Um livro surpreendente, na minha opinião! É uma obra ficcionada sobre a migração forçada de dois irmãos venezuelanos de ascendência portuguesa, Ruben e Gonzo, que, após o desaparecimento súbito da mãe, jornalista perseguida pelo regime, fogem e tentam sair do país para de alguma forma irem para a casa dos avós em Portugal. É um romance onde a sobrevivência destes irmãos está sempre em causa, sobretudo porque os perigos associados à sua fuga são imensos. A travessia na Selva de Darién, fronteira entre a Colômbia e o Panamá, aproxima os irmãos e mais do que um simples livro de aventuras é um livro onde se mostra que a fraternidade entre as pessoas existe ainda nos dias de hoje e isso faz aproximar o leitor a uma realidade que desconhece. Nada sabia sobre esta migração que ocorre quando os que não possuem posses pretendem sair da Venezuela. Muitos ficam pelo caminho. Que o digam os restos de objetos e corpos que se encontram nessa selva. Ficção baseada numa realidade que foi objecto de muita pesquisa por parte do autor. Esse facto transparece nas páginas do princípio ao fim.
Esta história é contada na primeira pessoa sobretudo por Rúben mas a voz de Gonzo também surge e enriquece muito a narrativa. Física e psicologicamente os irmãos crescem e amadurecem nesse caminho. O que deixam ficar pelo caminho, e não me refiro a objectos, irá marcá-los para a vida toda.
O final é muito realista e gostei disso. Título certeiro, escrita directa, objectiva sem dramatismos mas muito real, este livro foi um page turner para mim. A realidade da migração forçada e a sobrevivência.
Gostei muito e recomendo!
Terminado em 23 de Junho de 2026
Estrelas: 6*
Sinopse
Quando a mãe, jornalista, desaparece, Rúben, de dezasseis anos, e Gonzo, de onze, são forçados a sair do país. Invertendo o percurso dos avós portugueses, a perseguição política arrasta-os para Darién, a selva que devora os que a atravessam. Com companheiros que a travessia lhes impõe como família, terão de crescer anos em dias para sobreviver. Da antifronteira à Montanha da Morte, entre muralhas de lama, rios que se agigantam e predadores armados, a selva arranca-lhes quase tudo até lhes revelar a língua de quem sempre nela habitou.

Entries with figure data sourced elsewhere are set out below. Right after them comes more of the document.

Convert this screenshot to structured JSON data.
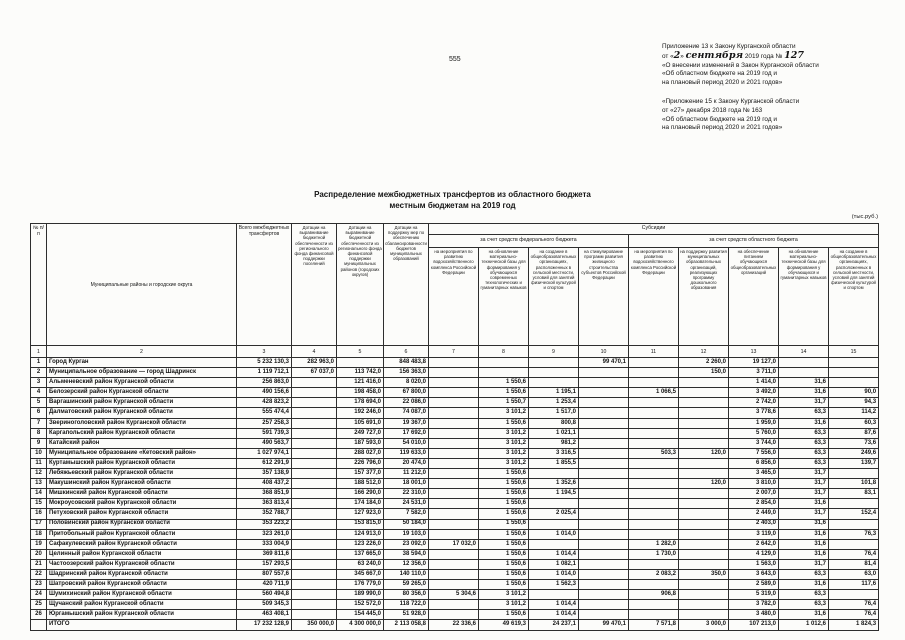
{
  "page": {
    "number": "555"
  },
  "annex": {
    "block1": {
      "line1": "Приложение 13 к Закону Курганской области",
      "line2_pre": "от «",
      "line2_day": "2",
      "line2_mid": "» ",
      "line2_month": "сентября",
      "line2_tail": " 2019 года № ",
      "line2_num": "127",
      "line3": "«О внесении изменений в Закон Курганской области",
      "line4": "«Об областном бюджете на 2019 год и",
      "line5": "на плановый период 2020 и 2021 годов»"
    },
    "block2": {
      "line1": "«Приложение 15 к Закону Курганской области",
      "line2": "от «27» декабря 2018 года  № 163",
      "line3": "«Об областном бюджете на 2019 год и",
      "line4": "на плановый период 2020 и 2021 годов»"
    }
  },
  "title": {
    "line1": "Распределение межбюджетных трансфертов из областного бюджета",
    "line2": "местным бюджетам на 2019 год"
  },
  "units": "(тыс.руб.)",
  "table": {
    "headers": {
      "num": "№ п/п",
      "name": "Муниципальные районы и городские округа",
      "total": "Всего межбюджетных трансфертов",
      "dot1": "Дотации на выравнивание бюджетной обеспеченности из регионального фонда финансовой поддержки поселений",
      "dot2": "Дотации на выравнивание бюджетной обеспеченности из регионального фонда финансовой поддержки муниципальных районов (городских округов)",
      "dot3": "Дотации на поддержку мер по обеспечению сбалансированности бюджетов муниципальных образований",
      "subsidies": "Субсидии",
      "federal": "за счет средств федерального бюджета",
      "regional": "за счет средств областного бюджета",
      "sub_cols": [
        "на мероприятия по развитию водохозяйственного комплекса Российской Федерации",
        "на обновление материально-технической базы для формирования у обучающихся современных технологических и гуманитарных навыков",
        "на создание в общеобразовательных организациях, расположенных в сельской местности, условий для занятий физической культурой и спортом",
        "на стимулирование программ развития жилищного строительства субъектов Российской Федерации",
        "на мероприятия по развитию водохозяйственного комплекса Российской Федерации",
        "на поддержку развития муниципальных образовательных организаций, реализующих программу дошкольного образования",
        "на обеспечение питанием обучающихся общеобразовательных организаций",
        "на обновление материально-технической базы для формирования у обучающихся и гуманитарных навыков",
        "на создание в общеобразовательных организациях, расположенных в сельской местности, условий для занятий физической культурой и спортом"
      ],
      "col_numbers": [
        "1",
        "2",
        "3",
        "4",
        "5",
        "6",
        "7",
        "8",
        "9",
        "10",
        "11",
        "12",
        "13",
        "14",
        "15"
      ]
    },
    "rows": [
      {
        "num": "1",
        "name": "Город Курган",
        "values": [
          "5 232 130,3",
          "282 963,0",
          "",
          "848 483,8",
          "",
          "",
          "",
          "99 470,1",
          "",
          "2 260,0",
          "19 127,0",
          "",
          ""
        ]
      },
      {
        "num": "2",
        "name": "Муниципальное образование — город Шадринск",
        "values": [
          "1 119 712,1",
          "67 037,0",
          "113 742,0",
          "156 363,0",
          "",
          "",
          "",
          "",
          "",
          "150,0",
          "3 711,0",
          "",
          ""
        ]
      },
      {
        "num": "3",
        "name": "Альменевский район Курганской области",
        "values": [
          "256 863,0",
          "",
          "121 416,0",
          "8 020,0",
          "",
          "1 550,6",
          "",
          "",
          "",
          "",
          "1 414,0",
          "31,6",
          ""
        ]
      },
      {
        "num": "4",
        "name": "Белозерский район Курганской области",
        "values": [
          "490 156,6",
          "",
          "198 458,0",
          "67 800,0",
          "",
          "1 550,6",
          "1 195,1",
          "",
          "1 066,5",
          "",
          "3 492,0",
          "31,6",
          "90,0"
        ]
      },
      {
        "num": "5",
        "name": "Варгашинский район Курганской области",
        "values": [
          "428 823,2",
          "",
          "178 694,0",
          "22 086,0",
          "",
          "1 550,7",
          "1 253,4",
          "",
          "",
          "",
          "2 742,0",
          "31,7",
          "94,3"
        ]
      },
      {
        "num": "6",
        "name": "Далматовский район Курганской области",
        "values": [
          "555 474,4",
          "",
          "192 246,0",
          "74 087,0",
          "",
          "3 101,2",
          "1 517,0",
          "",
          "",
          "",
          "3 778,6",
          "63,3",
          "114,2"
        ]
      },
      {
        "num": "7",
        "name": "Звериноголовский район Курганской области",
        "values": [
          "257 258,3",
          "",
          "105 691,0",
          "19 367,0",
          "",
          "1 550,6",
          "800,8",
          "",
          "",
          "",
          "1 959,0",
          "31,6",
          "60,3"
        ]
      },
      {
        "num": "8",
        "name": "Каргапольский район Курганской области",
        "values": [
          "591 739,3",
          "",
          "249 727,0",
          "17 692,0",
          "",
          "3 101,2",
          "1 021,1",
          "",
          "",
          "",
          "5 760,0",
          "63,3",
          "87,6"
        ]
      },
      {
        "num": "9",
        "name": "Катайский район",
        "values": [
          "490 563,7",
          "",
          "187 593,0",
          "54 010,0",
          "",
          "3 101,2",
          "981,2",
          "",
          "",
          "",
          "3 744,0",
          "63,3",
          "73,6"
        ]
      },
      {
        "num": "10",
        "name": "Муниципальное образование «Кетовский район»",
        "values": [
          "1 027 974,1",
          "",
          "288 027,0",
          "119 633,0",
          "",
          "3 101,2",
          "3 316,5",
          "",
          "503,3",
          "120,0",
          "7 556,0",
          "63,3",
          "249,6"
        ]
      },
      {
        "num": "11",
        "name": "Куртамышский район Курганской области",
        "values": [
          "612 291,9",
          "",
          "226 796,0",
          "20 474,0",
          "",
          "3 101,2",
          "1 855,5",
          "",
          "",
          "",
          "6 856,0",
          "63,3",
          "139,7"
        ]
      },
      {
        "num": "12",
        "name": "Лебяжьевский район Курганской области",
        "values": [
          "357 138,9",
          "",
          "157 377,0",
          "11 212,0",
          "",
          "1 550,6",
          "",
          "",
          "",
          "",
          "3 465,0",
          "31,7",
          ""
        ]
      },
      {
        "num": "13",
        "name": "Макушинский район Курганской области",
        "values": [
          "408 437,2",
          "",
          "188 512,0",
          "18 001,0",
          "",
          "1 550,6",
          "1 352,6",
          "",
          "",
          "120,0",
          "3 810,0",
          "31,7",
          "101,8"
        ]
      },
      {
        "num": "14",
        "name": "Мишкинский район Курганской области",
        "values": [
          "368 851,9",
          "",
          "166 290,0",
          "22 310,0",
          "",
          "1 550,6",
          "1 194,5",
          "",
          "",
          "",
          "2 007,0",
          "31,7",
          "83,1"
        ]
      },
      {
        "num": "15",
        "name": "Мокроусовский район Курганской области",
        "values": [
          "363 813,4",
          "",
          "174 184,0",
          "24 531,0",
          "",
          "1 550,6",
          "",
          "",
          "",
          "",
          "2 854,0",
          "31,6",
          ""
        ]
      },
      {
        "num": "16",
        "name": "Петуховский район Курганской области",
        "values": [
          "352 788,7",
          "",
          "127 923,0",
          "7 582,0",
          "",
          "1 550,6",
          "2 025,4",
          "",
          "",
          "",
          "2 449,0",
          "31,7",
          "152,4"
        ]
      },
      {
        "num": "17",
        "name": "Половинский район Курганской области",
        "values": [
          "353 223,2",
          "",
          "153 815,0",
          "50 184,0",
          "",
          "1 550,6",
          "",
          "",
          "",
          "",
          "2 403,0",
          "31,6",
          ""
        ]
      },
      {
        "num": "18",
        "name": "Притобольный район Курганской области",
        "values": [
          "323 261,0",
          "",
          "124 913,0",
          "19 103,0",
          "",
          "1 550,6",
          "1 014,0",
          "",
          "",
          "",
          "3 119,0",
          "31,6",
          "76,3"
        ]
      },
      {
        "num": "19",
        "name": "Сафакулевский район Курганской области",
        "values": [
          "333 004,9",
          "",
          "123 226,0",
          "23 092,0",
          "17 032,0",
          "1 550,6",
          "",
          "",
          "1 282,0",
          "",
          "2 642,0",
          "31,6",
          ""
        ]
      },
      {
        "num": "20",
        "name": "Целинный район Курганской области",
        "values": [
          "369 811,6",
          "",
          "137 665,0",
          "38 594,0",
          "",
          "1 550,6",
          "1 014,4",
          "",
          "1 730,0",
          "",
          "4 129,0",
          "31,6",
          "76,4"
        ]
      },
      {
        "num": "21",
        "name": "Частоозерский район Курганской области",
        "values": [
          "157 293,5",
          "",
          "63 240,0",
          "12 356,0",
          "",
          "1 550,6",
          "1 082,1",
          "",
          "",
          "",
          "1 563,0",
          "31,7",
          "81,4"
        ]
      },
      {
        "num": "22",
        "name": "Шадринский район Курганской области",
        "values": [
          "807 557,6",
          "",
          "345 667,0",
          "140 110,0",
          "",
          "1 550,6",
          "1 014,0",
          "",
          "2 083,2",
          "350,0",
          "3 643,0",
          "63,3",
          "63,0"
        ]
      },
      {
        "num": "23",
        "name": "Шатровский район Курганской области",
        "values": [
          "420 711,9",
          "",
          "176 779,0",
          "59 265,0",
          "",
          "1 550,6",
          "1 562,3",
          "",
          "",
          "",
          "2 589,0",
          "31,6",
          "117,6"
        ]
      },
      {
        "num": "24",
        "name": "Шумихинский район Курганской области",
        "values": [
          "560 494,8",
          "",
          "189 990,0",
          "80 356,0",
          "5 304,6",
          "3 101,2",
          "",
          "",
          "906,8",
          "",
          "5 319,0",
          "63,3",
          ""
        ]
      },
      {
        "num": "25",
        "name": "Щучанский район Курганской области",
        "values": [
          "509 345,3",
          "",
          "152 572,0",
          "118 722,0",
          "",
          "3 101,2",
          "1 014,4",
          "",
          "",
          "",
          "3 782,0",
          "63,3",
          "76,4"
        ]
      },
      {
        "num": "26",
        "name": "Юргамышский район Курганской области",
        "values": [
          "463 408,1",
          "",
          "154 445,0",
          "51 928,0",
          "",
          "1 550,6",
          "1 014,4",
          "",
          "",
          "",
          "3 480,0",
          "31,6",
          "76,4"
        ]
      }
    ],
    "total_row": {
      "label": "ИТОГО",
      "values": [
        "17 232 128,9",
        "350 000,0",
        "4 300 000,0",
        "2 113 058,8",
        "22 336,6",
        "49 619,3",
        "24 237,1",
        "99 470,1",
        "7 571,8",
        "3 000,0",
        "107 213,0",
        "1 012,6",
        "1 824,3"
      ]
    }
  }
}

Narrado alternadamente pelos irmãos, entre o coloquial e o lírico, a crueza e o humor, Na Tua Mão é um retrato migratório contemporâneo. Um romance baseado em relatos reais sobre uma fraternidade reinventada, corpos em movimento e palavras que arvoram.
No labirinto da selva, o «mar sonoro» é o último fio que os liga à esperança.